A computer does not have a brain like ours and it cannot do anything by itself. A computer cannot understand human languages, so an instruction for a task has to be told in a special computer language. So, let’s know about the generation of computer programming languages.
One can give an instruction to a computer which is to be carried out over and over again or at a later time. From the beginning computer programming change at any time. How the generation of computer programming languages changes gradually we will mention about that.
A set of instructions written in a computer language is called a program. Writing a program is called programming and the languages used are called programming languages. A program can be stored on a disk so that it is available to be run when required.
Inside the computer, operations are done using electronic pulses. A special program translates instructions into electronic pulses that the computer can understand.
In a program, the instructions contain special words and symbols and the order of the words is very important. The pattern of electronic pulses for instruction is called machine code.

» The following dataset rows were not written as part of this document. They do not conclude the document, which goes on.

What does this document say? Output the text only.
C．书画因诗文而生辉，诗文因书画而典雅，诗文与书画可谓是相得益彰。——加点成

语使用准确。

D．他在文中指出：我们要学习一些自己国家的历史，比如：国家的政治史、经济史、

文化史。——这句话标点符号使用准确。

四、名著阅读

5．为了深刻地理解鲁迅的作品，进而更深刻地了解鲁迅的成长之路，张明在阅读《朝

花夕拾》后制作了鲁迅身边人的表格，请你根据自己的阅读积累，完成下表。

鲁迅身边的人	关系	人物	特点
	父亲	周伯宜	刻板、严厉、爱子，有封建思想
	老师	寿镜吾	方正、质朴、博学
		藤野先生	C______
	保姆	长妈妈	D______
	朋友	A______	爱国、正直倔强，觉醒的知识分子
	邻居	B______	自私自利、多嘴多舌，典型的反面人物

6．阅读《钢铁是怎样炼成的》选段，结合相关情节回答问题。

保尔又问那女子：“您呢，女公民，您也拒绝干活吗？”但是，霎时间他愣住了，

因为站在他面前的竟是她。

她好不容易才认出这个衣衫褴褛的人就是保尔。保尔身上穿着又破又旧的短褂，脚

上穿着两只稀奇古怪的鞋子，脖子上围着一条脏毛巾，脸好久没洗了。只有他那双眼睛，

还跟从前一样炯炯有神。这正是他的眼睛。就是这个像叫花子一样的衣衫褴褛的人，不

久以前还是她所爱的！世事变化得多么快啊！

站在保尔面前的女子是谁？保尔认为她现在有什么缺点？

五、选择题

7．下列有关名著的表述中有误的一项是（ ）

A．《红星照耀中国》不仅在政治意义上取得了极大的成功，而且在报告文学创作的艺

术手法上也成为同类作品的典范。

One could write instructions directly in machine code, but it is very difficult. In assembly language, instructions directly in machine code, but it is very difficult. In assembly language, instructions are given by short forms, called mnemonics.
High-level languages are much easier to understand than assembler mnemonic or machine code. Instructions for a program written in high-level languages are translated by computers, in machine language with the help of the compilers before execution.
Programming languages can be classified on the basis of generations. These areas follow:
Generation of computer programming languages
- First-generation (1GL): Machine languages (based on 0 and 1)
- Second-generation languages (2GL): Assembly languages (based on special code)
- Third generation (3GL): High-level languages (similar to the English language, e.g., BASIC, C, etc)
- Fourth-generation language (4GL): Non-procedural languages.